Les albums posthumes dans le viseur
Il était pourtant déjà à la tête de la maison de disques en décembre 2011, lorsque est paru l'album posthume "Lioness: Hidden Treasures", cinq mois seulement après le décès de la chanteuse d'une overdose d'alcool. L'un des producteurs et ami d'Amy Winehouse, Salaam Remi (Nas, Ne-Yo, Whitney Houston), avait expliqué à l'époque qu'elle avait « probablement terminé l'écriture de l'album » avant sa mort, pour justifier cette commercialisation (Europe 1).

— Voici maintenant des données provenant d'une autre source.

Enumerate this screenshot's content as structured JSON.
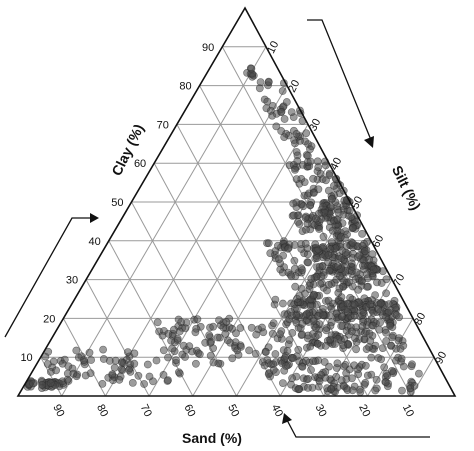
{
  "chart_data": {
    "type": "scatter",
    "title": "",
    "axes": {
      "clay": {
        "label": "Clay (%)",
        "ticks": [
          10,
          20,
          30,
          40,
          50,
          60,
          70,
          80,
          90
        ]
      },
      "silt": {
        "label": "Silt (%)",
        "ticks": [
          10,
          20,
          30,
          40,
          50,
          60,
          70,
          80,
          90
        ]
      },
      "sand": {
        "label": "Sand (%)",
        "ticks": [
          90,
          80,
          70,
          60,
          50,
          40,
          30,
          20,
          10
        ]
      }
    },
    "grid": true,
    "legend": "none",
    "point_color": "#4a4a4a",
    "clusters": [
      {
        "clay": [
          2,
          4
        ],
        "sand": [
          88,
          98
        ],
        "n": 40
      },
      {
        "clay": [
          3,
          12
        ],
        "sand": [
          60,
          90
        ],
        "n": 70
      },
      {
        "clay": [
          8,
          20
        ],
        "sand": [
          30,
          60
        ],
        "n": 110
      },
      {
        "clay": [
          12,
          25
        ],
        "sand": [
          5,
          30
        ],
        "n": 200
      },
      {
        "clay": [
          20,
          40
        ],
        "sand": [
          2,
          25
        ],
        "n": 230
      },
      {
        "clay": [
          30,
          50
        ],
        "sand": [
          1,
          15
        ],
        "n": 160
      },
      {
        "clay": [
          45,
          60
        ],
        "sand": [
          0,
          10
        ],
        "n": 70
      },
      {
        "clay": [
          60,
          85
        ],
        "sand": [
          0,
          8
        ],
        "n": 60
      },
      {
        "clay": [
          1,
          10
        ],
        "sand": [
          5,
          40
        ],
        "n": 120
      }
    ]
  }
}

La démarche de David Joseph est sans doute motivée par la recrudescence d'albums posthumes qui pointent dans les bacs, comme ceux de Kurt Cobain, attendu cet été, ou Jimi Hendrix. Mais surtout ceux de Michael Jackson, dont le dernier en date, "Xscape", est paru il y a tout juste un an. Amy Winehouse n'a publié que deux disques de son vivant, "Frank" (2003) et "Back to Black", qui lui ouvrait les portes d'une carrière internationale en 2006 grâce au succès des singles "Rehab" et "You Know I'm No Good". Les admirateurs devront s'en contenter et espérer découvrir d'autres vidéos d'Amy sur la toile, comme celle récemment mise en ligne et qui témoigne d'un très grand talent alors que l'artiste était âgée de seulement 14 ans.